When I am anxious and worried over my son’s struggles to connect, to fit in, to keep up, I remind myself, and him, that in his essence, he is unchanged, whole, and strong in spirit.
It is difficult for us to understand and accept various conditions and calamities that befall our loved ones. My son’s autism brings real disadvantages in this material realm. His physical and sometimes emotional suffering are real. I will never know for sure what the mysterious reasons for my son’s challenges might be, but I caught a glimmer of this larger reality some years ago. My son, with characteristic insight and honesty, was telling me he owed me a great deal. He said, “Mom, I know I’m a lot of work. I can never repay you for all the time you’ve spent on me.”
My heart twisted, and tears came to my eyes. “No, no, that’s not it!” I refuted him, and as I did, I saw that the opposite was in fact the case. Yes, life has been difficult for him, and for our family at times, because of his autism. I have felt self-pity, anger, hopelessness, and worry over the future – and yet, he is also the biggest blessing of my life.
Through my son, I’ve learned to let go of the illusion of control. I’ve developed a reliance on God, an ability to be in the present moment, more patience, and even an occasional embrace of sacrifice. “You know those spiritual qualities we’re always talking about and trying to learn?” I asked him. “Being your mother has helped me to strengthen those muscles. In fact, I owe you a great deal. I’m a better person because I’m your mom. These strengths you’ve helped me to develop will be with me in the next world.”

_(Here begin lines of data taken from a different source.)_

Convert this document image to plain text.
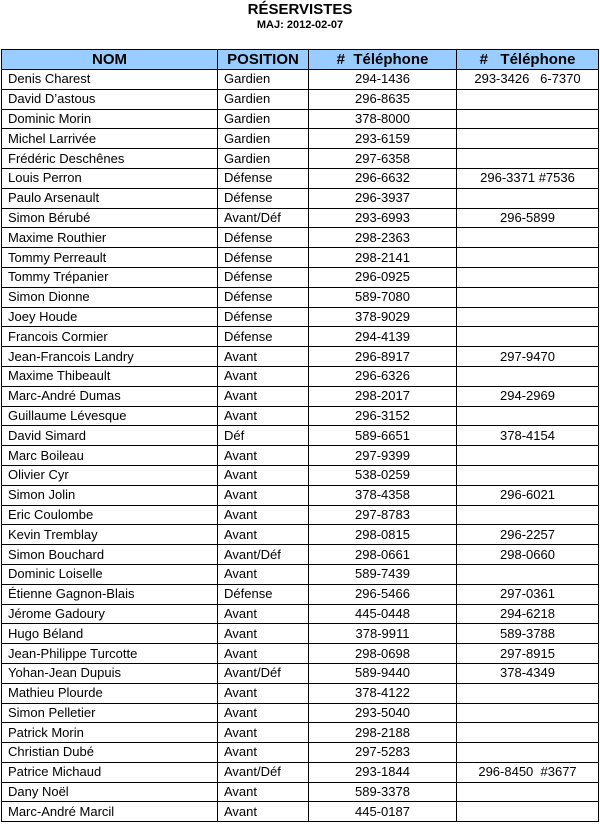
RÉSERVISTES
MAJ: 2012-02-07
NOM	POSITION	#  Téléphone	#   Téléphone
Denis Charest	Gardien	294-1436	293-3426   6-7370
David D’astous	Gardien	296-8635	
Dominic Morin	Gardien	378-8000	
Michel Larrivée	Gardien	293-6159	
Frédéric Deschênes	Gardien	297-6358	
Louis Perron	Défense	296-6632	296-3371 #7536
Paulo Arsenault	Défense	296-3937	
Simon Bérubé	Avant/Déf	293-6993	296-5899
Maxime Routhier	Défense	298-2363	
Tommy Perreault	Défense	298-2141	
Tommy Trépanier	Défense	296-0925	
Simon Dionne	Défense	589-7080	
Joey Houde	Défense	378-9029	
Francois Cormier	Défense	294-4139	
Jean-Francois Landry	Avant	296-8917	297-9470
Maxime Thibeault	Avant	296-6326	
Marc-André Dumas	Avant	298-2017	294-2969
Guillaume Lévesque	Avant	296-3152	
David Simard	Déf	589-6651	378-4154
Marc Boileau	Avant	297-9399	
Olivier Cyr	Avant	538-0259	
Simon Jolin	Avant	378-4358	296-6021
Eric Coulombe	Avant	297-8783	
Kevin Tremblay	Avant	298-0815	296-2257
Simon Bouchard	Avant/Déf	298-0661	298-0660
Dominic Loiselle	Avant	589-7439	
Étienne Gagnon-Blais	Défense	296-5466	297-0361
Jérome Gadoury	Avant	445-0448	294-6218
Hugo Béland	Avant	378-9911	589-3788
Jean-Philippe Turcotte	Avant	298-0698	297-8915
Yohan-Jean Dupuis	Avant/Déf	589-9440	378-4349
Mathieu Plourde	Avant	378-4122	
Simon Pelletier	Avant	293-5040	
Patrick Morin	Avant	298-2188	
Christian Dubé	Avant	297-5283	
Patrice Michaud	Avant/Déf	293-1844	296-8450  #3677
Dany Noël	Avant	589-3378	
Marc-André Marcil	Avant	445-0187	
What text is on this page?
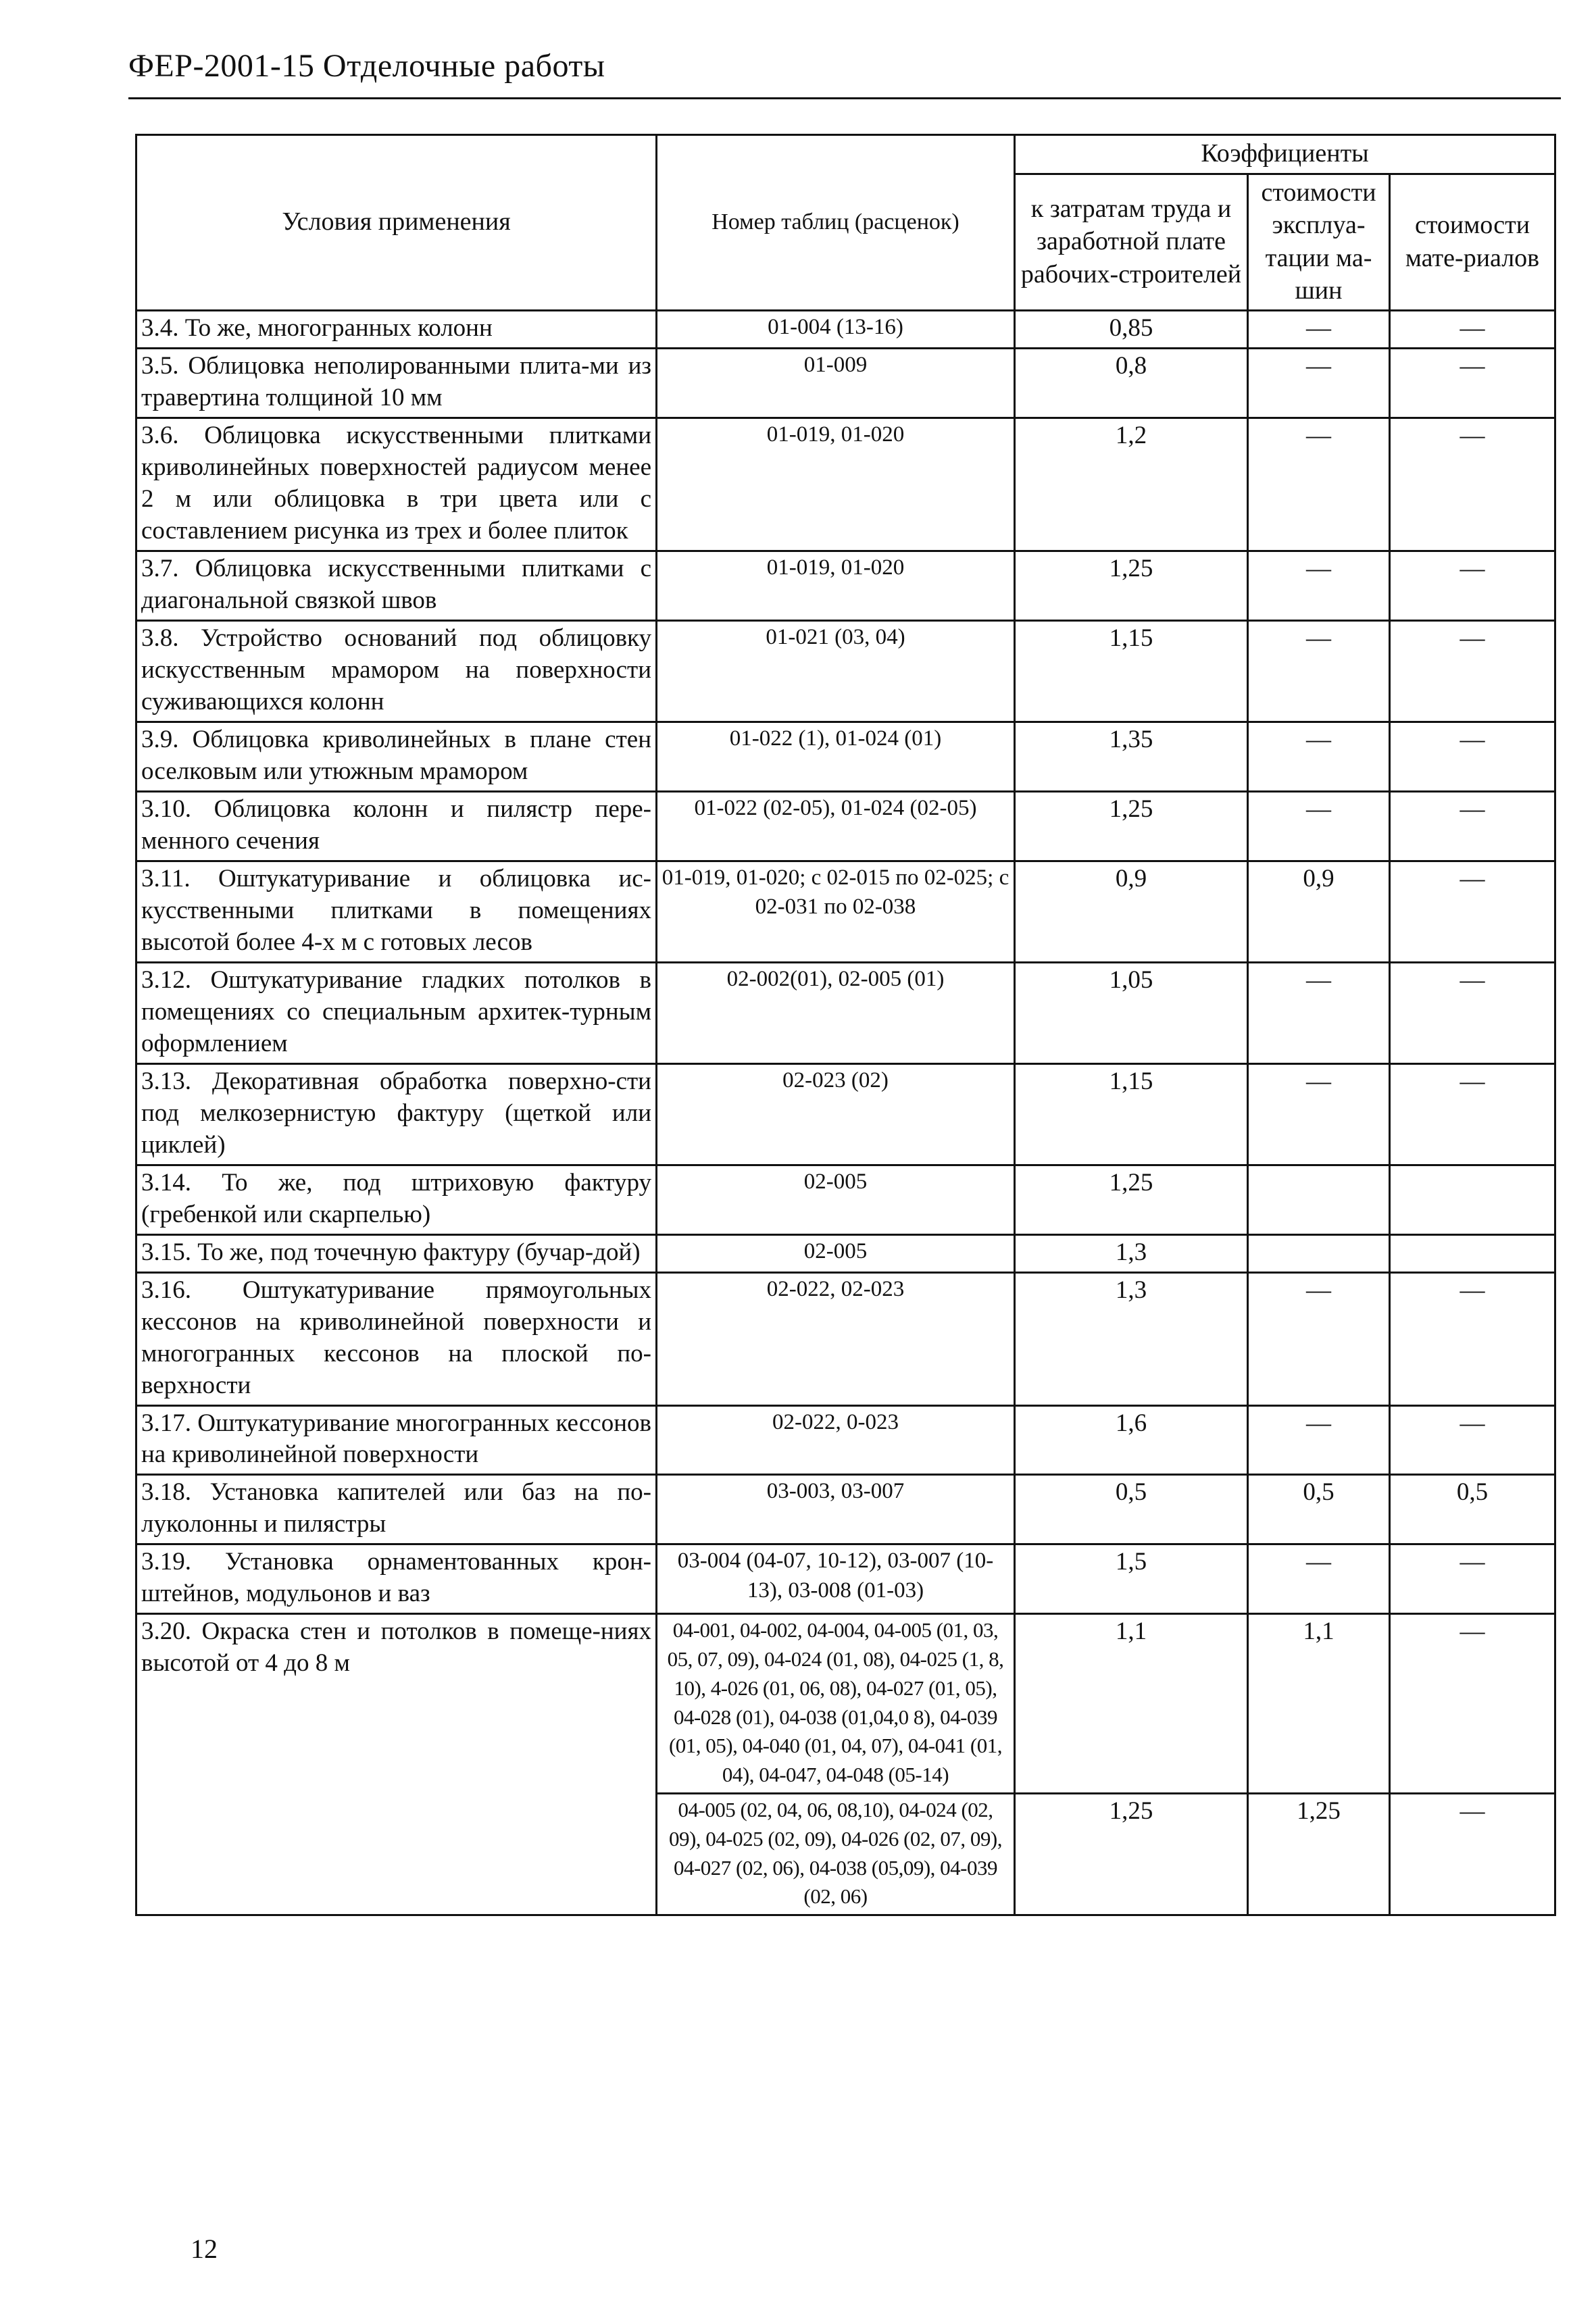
ФЕР-2001-15 Отделочные работы
Условия применения	Номер таблиц (расценок)	Коэффициенты		
		к затратам труда и заработной плате рабочих-строителей	стоимости эксплуа-тации ма-шин	стоимости мате-риалов
3.4. То же, многогранных колонн	01-004 (13-16)	0,85	—	—
3.5. Облицовка неполированными плита-ми из травертина толщиной 10 мм	01-009	0,8	—	—
3.6. Облицовка искусственными плитками криволинейных поверхностей радиусом менее 2 м или облицовка в три цвета или с составлением рисунка из трех и более плиток	01-019, 01-020	1,2	—	—
3.7. Облицовка искусственными плитками с диагональной связкой швов	01-019, 01-020	1,25	—	—
3.8. Устройство оснований под облицовку искусственным мрамором на поверхности суживающихся колонн	01-021 (03, 04)	1,15	—	—
3.9. Облицовка криволинейных в плане стен оселковым или утюжным мрамором	01-022 (1), 01-024 (01)	1,35	—	—
3.10. Облицовка колонн и пилястр пере-менного сечения	01-022 (02-05), 01-024 (02-05)	1,25	—	—
3.11. Оштукатуривание и облицовка ис-кусственными плитками в помещениях высотой более 4-х м с готовых лесов	01-019, 01-020; с 02-015 по 02-025; с 02-031 по 02-038	0,9	0,9	—
3.12. Оштукатуривание гладких потолков в помещениях со специальным архитек-турным оформлением	02-002(01), 02-005 (01)	1,05	—	—
3.13. Декоративная обработка поверхно-сти под мелкозернистую фактуру (щеткой или циклей)	02-023 (02)	1,15	—	—
3.14. То же, под штриховую фактуру (гребенкой или скарпелью)	02-005	1,25		
3.15. То же, под точечную фактуру (бучар-дой)	02-005	1,3		
3.16. Оштукатуривание прямоугольных кессонов на криволинейной поверхности и многогранных кессонов на плоской по-верхности	02-022, 02-023	1,3	—	—
3.17. Оштукатуривание многогранных кессонов на криволинейной поверхности	02-022, 0-023	1,6	—	—
3.18. Установка капителей или баз на по-луколонны и пилястры	03-003, 03-007	0,5	0,5	0,5
3.19. Установка орнаментованных крон-штейнов, модульонов и ваз	03-004 (04-07, 10-12), 03-007 (10-13), 03-008 (01-03)	1,5	—	—
3.20. Окраска стен и потолков в помеще-ниях высотой от 4 до 8 м	04-001, 04-002, 04-004, 04-005 (01, 03, 05, 07, 09), 04-024 (01, 08), 04-025 (1, 8, 10), 4-026 (01, 06, 08), 04-027 (01, 05), 04-028 (01), 04-038 (01,04,0 8), 04-039 (01, 05), 04-040 (01, 04, 07), 04-041 (01, 04), 04-047, 04-048 (05-14)	1,1	1,1	—
	04-005 (02, 04, 06, 08,10), 04-024 (02, 09), 04-025 (02, 09), 04-026 (02, 07, 09), 04-027 (02, 06), 04-038 (05,09), 04-039 (02, 06)	1,25	1,25	—
12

We tend, in this world, to see the physical realm as the only reality. What we can do here, how effective we are here, is, we often think, the sum of who we are, and the way to measure our success. The Baha’i writings instead remind us that this life is merely the workshop through which we develop spiritual qualities needed in the next world, into which we can take nothing but our eternal souls, endowed with virtues like love, patience, generosity, and kindness, to the extent that we have practiced these in this world.
… the real world, and this nether place is only its shadow stretching out. A shadow hath no life of its own; its existence is only a fantasy, and nothing more; it is but images reflected in water, and seeming as pictures to the eye.
This reminder to not get caught up in results we can see here, or what we’ve managed to build or amass, can help us keep focused on who we are and what we can truly offer. This may also help us to see those with developmental or learning differences more clearly. In a published statement, the Baha’i International Community wrote:
The prejudice and discrimination that disabled people suffer is the product of the more general human tendency to label as ‘inferior’ those who are somehow different. But the ostracism that disabled persons often experience can be even more intense, for it is founded on fear – fear on the part of the ostracizer that he, too, may someday become the victim of disability. The only way to eradicate this fear is to educate every member of society to see disability for what it really is – a mental or physical condition that may make everyday life more challenging, but that cannot affect the disabled person’s soul, spirit, creativity, imagination or determination – in short, some of the most valuable aspects of life. At the same time, such an appreciation will enable individuals to see through the outward handicaps of disabled persons, to their inner reality.
I still worry about my son. But he was sent here by his Creator, he has work to do here, and his eternal soul is whole and complete. I will be eternally grateful that I got to help him progress in this part of his journey, as he has helped me on mine.